Sam Davis (1842-1863), the boy hero of the Confederacy, was born in Rutherford County
Tennessee. He served in various combat roles in the Confederate Army in 1861 through 1863. As a Confederate courier, he was captured on November 20, 1863, and upon conviction of espionage was executed by the Union Army after captivity of only seven days.
He was educated at the Western Military Institute and recruited by the Confederate Scout forces early in the Civil War. He signed up as a private in the First Tennessee Volunteer Infantry in 1861 and his Regiment marched off to war, first at Cheat Mountain, next in the Shenandoah Valley, at Shiloh and then at Perryville.
Wounded slightly at Shiloh, Sam Davis suffered a more severe wound at Perryville; after recovering from his wounds he took on very active service as a courier for Coleman's Scouts.
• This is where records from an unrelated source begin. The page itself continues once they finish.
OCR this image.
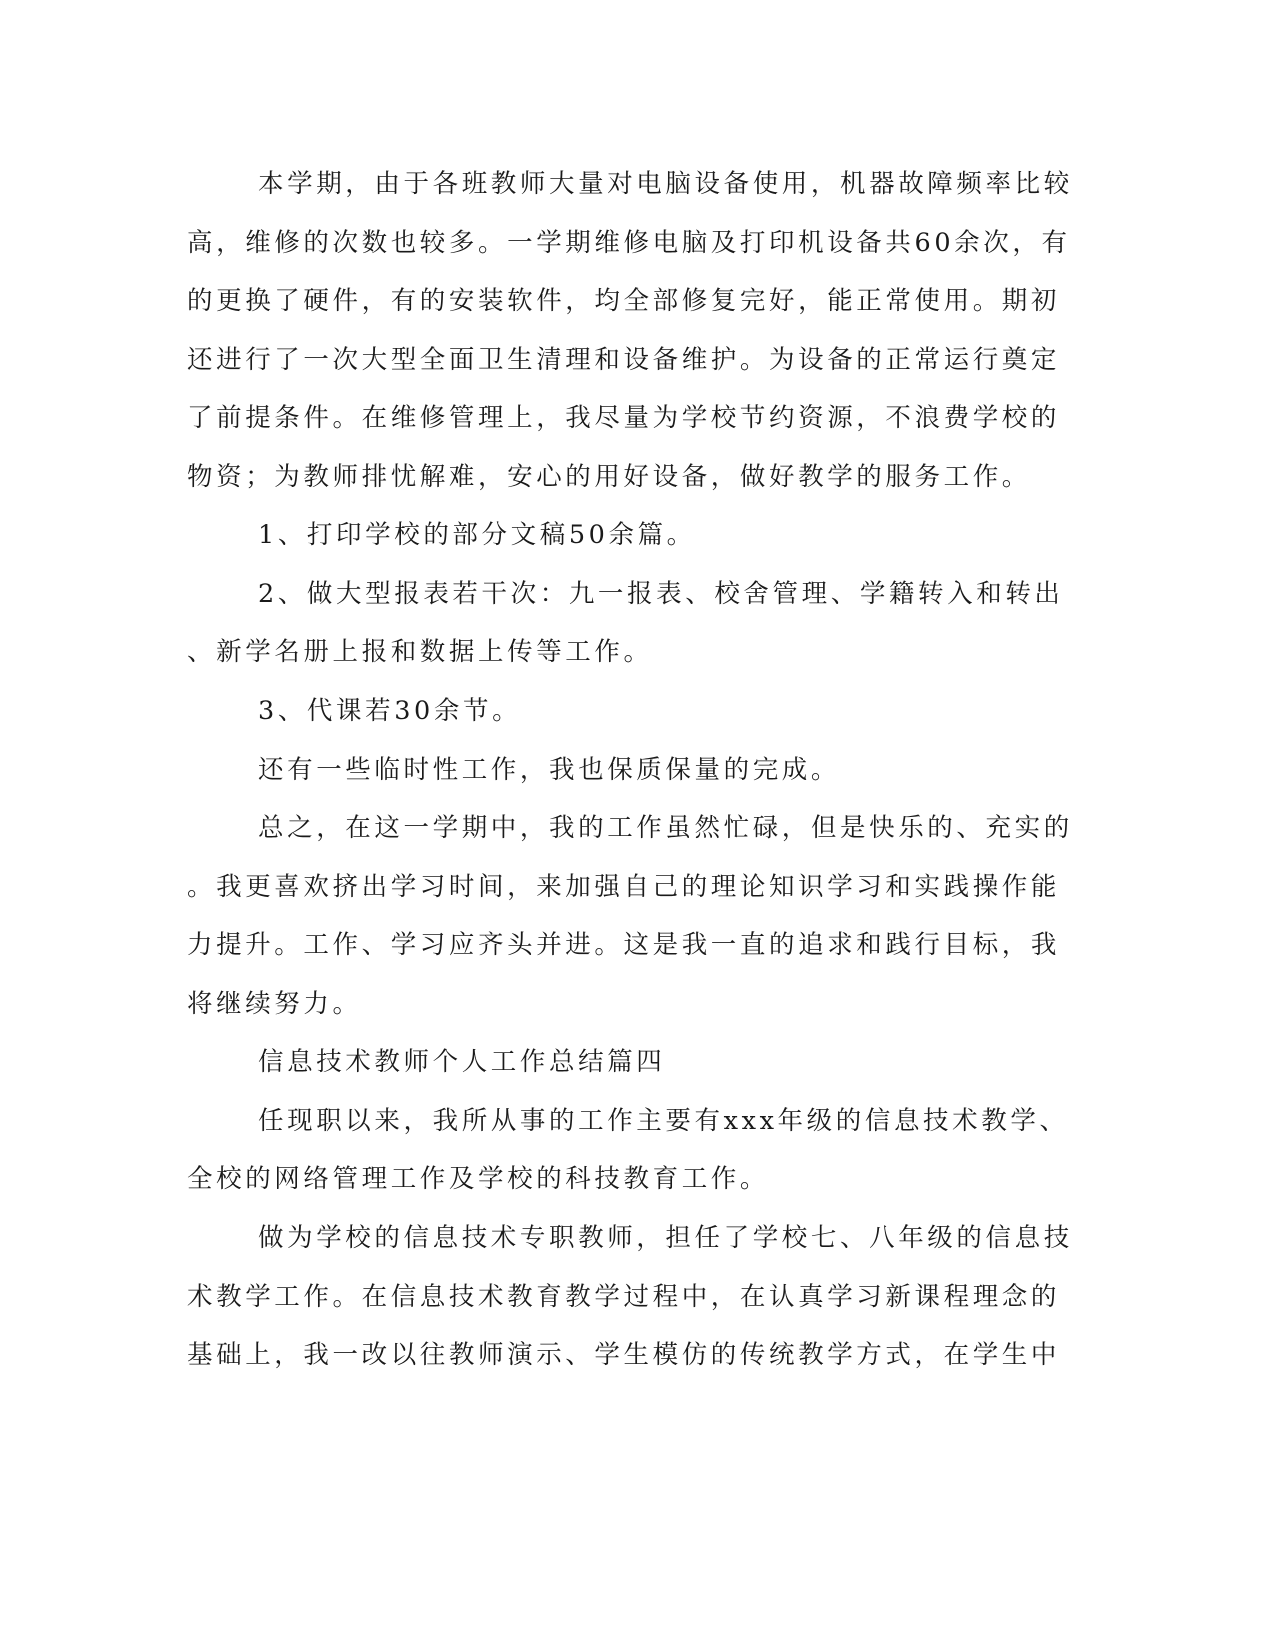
本学期，由于各班教师大量对电脑设备使用，机器故障频率比较
高，维修的次数也较多。一学期维修电脑及打印机设备共60余次，有
的更换了硬件，有的安装软件，均全部修复完好，能正常使用。期初
还进行了一次大型全面卫生清理和设备维护。为设备的正常运行奠定
了前提条件。在维修管理上，我尽量为学校节约资源，不浪费学校的
物资；为教师排忧解难，安心的用好设备，做好教学的服务工作。
1、打印学校的部分文稿50余篇。
2、做大型报表若干次：九一报表、校舍管理、学籍转入和转出
、新学名册上报和数据上传等工作。
3、代课若30余节。
还有一些临时性工作，我也保质保量的完成。
总之，在这一学期中，我的工作虽然忙碌，但是快乐的、充实的
。我更喜欢挤出学习时间，来加强自己的理论知识学习和实践操作能
力提升。工作、学习应齐头并进。这是我一直的追求和践行目标，我
将继续努力。
信息技术教师个人工作总结篇四
任现职以来，我所从事的工作主要有xxx年级的信息技术教学、
全校的网络管理工作及学校的科技教育工作。
做为学校的信息技术专职教师，担任了学校七、八年级的信息技
术教学工作。在信息技术教育教学过程中，在认真学习新课程理念的
基础上，我一改以往教师演示、学生模仿的传统教学方式，在学生中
Sam Davis was captured behind enemy lines while acting as a courier. He refused to reveal the other members of his unit, or their sources of intelligence, and was tried and hanged as a spy. His steadfast loyalty to his comrades, and his manly bearing during the trial and execution, earned him the respect of friends and enemies alike, and he became a martyr for the Confederate cause. A monument to his memory stands on the grounds of the Tennessee Capitol in Nashville. In 1977, Sam Davis became the first to be posthumously awarded the Confederate Medal of Honor by the Sons of Confederate Veterans.